En la cocina, las dos viejas seguían hablando. Muy parecidas, el pelo blanco, los ojos castaños, los mismos vestidos negros de corte sencillo, hablaban con vocecitas agudas y rápidas, sin pausas y sin modulación:
—Ya te lo he dicho. Hay más tierra que carbón. Es necesario ir a la carbonería y reclamar—decía una.
—Está bien —respondía la otra.
—¿De qué hablan?—preguntó Isaura mientras entraba.
Una de las viejas, la de mirada más viva y de cabeza más erguida, contestó:
—Del carbón, que es una pena. Hay que reclamar.
—Está bien, tía.
La tía Amelia era, por decirlo de alguna manera, la gestora de la casa. Era ella la que cocinaba, hacía las cuentas y dividía las raciones en los platos. Cándida, la madre de Isaura y Adriana, se ocupaba de las tareas domésticas, de las ropas, de los pequeños bordados que ornamentaban profusamente los muebles y de los solitarios con flores de papel que sólo en los días festivos eran sustituidas por flores auténticas. Cándida era la mayor y, tal como Amelia, viuda. Viudas a las que la vejez ya había tranquilizado.
Isaura se sentó ante la máquina de coser. Antes de comenzar el trabajo, miró el río tan ancho, la otra orilla oculta por la niebla. Parecía el océano. Los tejados y las chimeneas estropeaban la ilusión, pero, incluso así, haciendo un esfuerzo para no verlos, el océano surgía en esos pocos kilómetros de agua. Una alta chimenea de fábrica, a la izquierda, embadurnaba el cielo blanco con bocanadas de humo.

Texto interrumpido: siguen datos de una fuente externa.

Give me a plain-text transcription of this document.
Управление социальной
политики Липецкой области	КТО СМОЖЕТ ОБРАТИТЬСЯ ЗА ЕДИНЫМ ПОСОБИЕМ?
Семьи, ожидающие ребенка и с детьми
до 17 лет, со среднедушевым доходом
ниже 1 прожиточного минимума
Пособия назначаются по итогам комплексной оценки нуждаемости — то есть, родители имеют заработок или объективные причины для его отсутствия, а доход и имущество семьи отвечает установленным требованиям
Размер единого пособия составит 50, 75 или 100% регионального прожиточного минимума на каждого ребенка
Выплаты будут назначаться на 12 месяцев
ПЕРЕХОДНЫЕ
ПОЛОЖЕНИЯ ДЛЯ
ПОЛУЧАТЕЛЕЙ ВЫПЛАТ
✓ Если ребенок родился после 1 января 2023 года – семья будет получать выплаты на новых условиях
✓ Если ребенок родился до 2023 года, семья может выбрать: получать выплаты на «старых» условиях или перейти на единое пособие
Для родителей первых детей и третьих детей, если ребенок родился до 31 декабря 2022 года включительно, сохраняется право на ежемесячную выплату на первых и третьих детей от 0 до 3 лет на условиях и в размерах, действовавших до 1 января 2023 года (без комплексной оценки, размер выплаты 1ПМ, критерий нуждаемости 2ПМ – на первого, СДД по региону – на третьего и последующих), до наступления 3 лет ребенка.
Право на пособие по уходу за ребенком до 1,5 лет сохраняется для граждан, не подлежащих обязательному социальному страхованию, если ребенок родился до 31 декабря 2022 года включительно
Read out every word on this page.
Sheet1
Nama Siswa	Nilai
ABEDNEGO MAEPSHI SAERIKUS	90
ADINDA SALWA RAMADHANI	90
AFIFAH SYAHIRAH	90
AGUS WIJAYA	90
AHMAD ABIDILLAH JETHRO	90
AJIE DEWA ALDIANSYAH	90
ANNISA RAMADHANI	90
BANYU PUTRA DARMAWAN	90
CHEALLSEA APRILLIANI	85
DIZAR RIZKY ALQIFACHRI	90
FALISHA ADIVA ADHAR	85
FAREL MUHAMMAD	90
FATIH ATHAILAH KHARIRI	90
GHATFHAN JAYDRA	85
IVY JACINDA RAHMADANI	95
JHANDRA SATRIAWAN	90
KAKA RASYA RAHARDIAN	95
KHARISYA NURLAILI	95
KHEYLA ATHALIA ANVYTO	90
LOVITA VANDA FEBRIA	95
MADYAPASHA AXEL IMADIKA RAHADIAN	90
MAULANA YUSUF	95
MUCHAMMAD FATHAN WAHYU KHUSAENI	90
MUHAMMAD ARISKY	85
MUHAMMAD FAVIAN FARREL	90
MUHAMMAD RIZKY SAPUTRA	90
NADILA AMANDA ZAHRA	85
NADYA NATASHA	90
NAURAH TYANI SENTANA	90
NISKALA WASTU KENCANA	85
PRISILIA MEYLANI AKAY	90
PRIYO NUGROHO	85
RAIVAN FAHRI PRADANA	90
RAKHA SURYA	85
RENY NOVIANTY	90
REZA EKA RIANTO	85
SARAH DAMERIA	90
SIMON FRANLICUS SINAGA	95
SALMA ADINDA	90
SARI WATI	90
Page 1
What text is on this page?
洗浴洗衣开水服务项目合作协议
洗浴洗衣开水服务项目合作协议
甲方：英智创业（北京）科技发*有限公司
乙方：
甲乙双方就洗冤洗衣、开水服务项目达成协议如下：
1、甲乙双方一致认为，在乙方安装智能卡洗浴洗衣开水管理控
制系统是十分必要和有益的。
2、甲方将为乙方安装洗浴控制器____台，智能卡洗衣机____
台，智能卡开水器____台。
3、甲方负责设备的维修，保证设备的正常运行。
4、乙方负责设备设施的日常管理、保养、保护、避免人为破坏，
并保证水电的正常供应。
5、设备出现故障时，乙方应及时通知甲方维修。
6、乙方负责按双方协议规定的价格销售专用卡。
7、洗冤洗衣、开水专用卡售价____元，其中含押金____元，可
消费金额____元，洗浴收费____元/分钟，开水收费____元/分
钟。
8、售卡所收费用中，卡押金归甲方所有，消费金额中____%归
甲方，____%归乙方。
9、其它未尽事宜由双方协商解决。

A Isaura siempre le gustaban esos momentos en que, antes de curvar la cabeza sobre la máquina, dejaba correr los ojos y el pensamiento. El paisaje era siempre igual, pero sólo lo encontraba monótono en los días de verano, pesadamente azules y luminosos, en que todo es evidente y definitivo. Una mañana de niebla como ésta, de niebla liviana que no acababa de impedir la visión, cubría la ciudad de imprecisiones y de sueños.”